Segal also points out that the history of AI and art began long before many would say– even back to the 60s, when artist Harold Cohen created the drawing algorithm, Aaron. Though this kind of AI, called symbolic AI, she points out, is vastly different than the king of AI we think of today, her point is clear: computer-generated art is not a new invention!


Harold Cohen at the San Francisco Museum of Modern Art in 1979. via Harold Cohen Estate

Segal, however, considers the roots of Modern AI to have begun during the 80s-90s, when artists such as Nam June Paik were creating works such as “Electronic Superhighway: Continental U.S., Alaska, Hawaii." Though not a computer-generated work, Segal likens the piece to some AI art, in that Paik's piece was intended to capture the idea of “simultaneity, of accelerated movement and transmission of data that is multi-directional.”


Nam June Paik, Electronic Superhighway: Continental U.S., Alaska, Hawaii, 1995, fifty-one channel video installation (including one closed-circuit television feed), custom electronics, neon lighting, steel and wood; color, sound, approx. 15 x 40 x 4 feet (Smithsonian American Art Museum). via Nam June Paik Estate.
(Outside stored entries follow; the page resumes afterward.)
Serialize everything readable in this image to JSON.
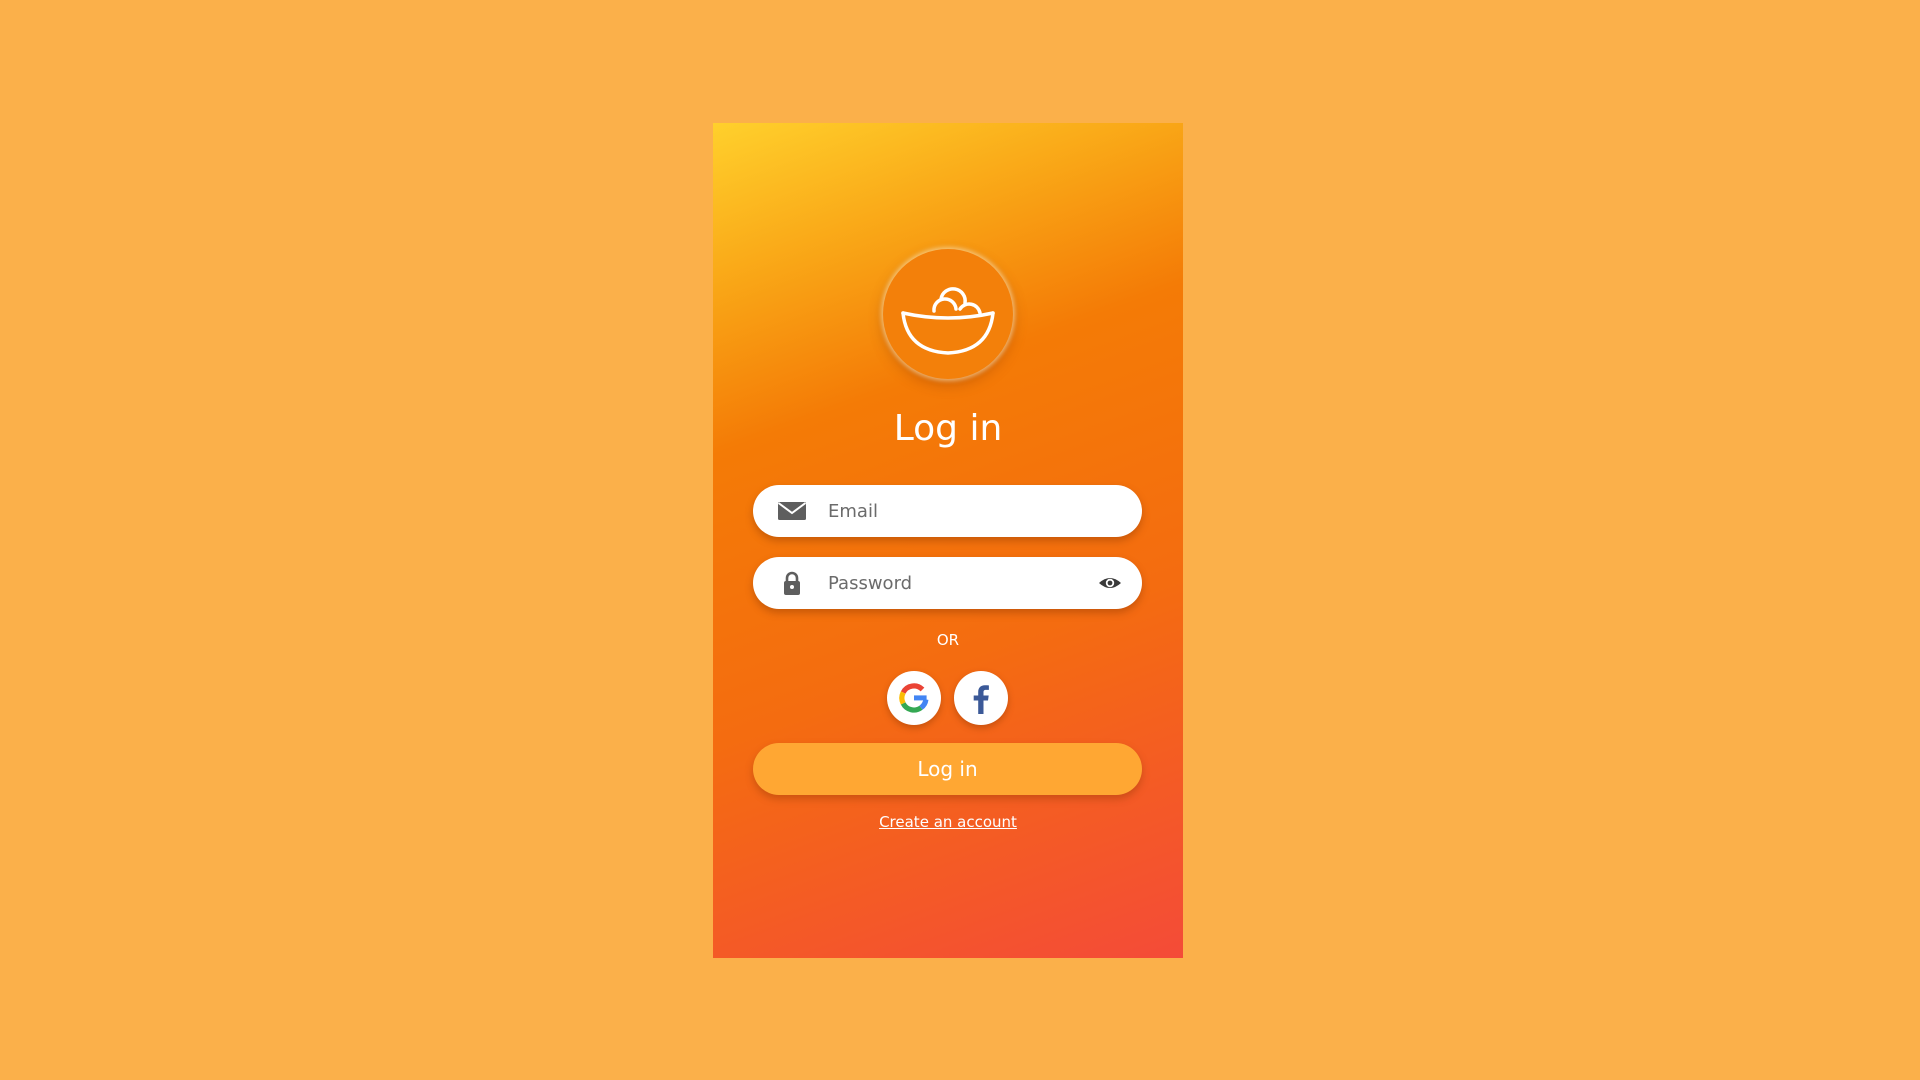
{
  "page": {
    "background": "#FBB04A"
  },
  "card": {
    "logo_icon": "bowl-with-eggs-icon",
    "title": "Log in",
    "gradient_start": "#FFD02C",
    "gradient_end": "#F44B38"
  },
  "form": {
    "email": {
      "icon": "envelope-icon",
      "placeholder": "Email",
      "value": ""
    },
    "password": {
      "icon": "lock-icon",
      "placeholder": "Password",
      "value": "",
      "toggle_icon": "eye-icon"
    },
    "divider_text": "OR",
    "social": [
      {
        "name": "Google",
        "icon": "google-icon"
      },
      {
        "name": "Facebook",
        "icon": "facebook-icon"
      }
    ],
    "submit_label": "Log in",
    "submit_color": "#FFA733",
    "create_account_label": "Create an account"
  }
}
Segal mentions how AI may make specific jobs more manageable– such as helping teachers customize worksheets based on students’ specific difficulties. Later, the idea of artists creating their own AI systems is discussed as a way that AI would lighten the load of work for creatives, without entirely replacing or usurping their role.

However, there are several drawbacks that Segal highlights during her conversation with Luke, as well. One drawback is that AI has substantial environmental effects because it relies on large amounts of data, consuming significant energy from server farms. The costs that result from these carbon emissions are more significant than that even of NFTs. Several large AI companies have partnered with fossil fuel companies, as well, contributing to more pollution.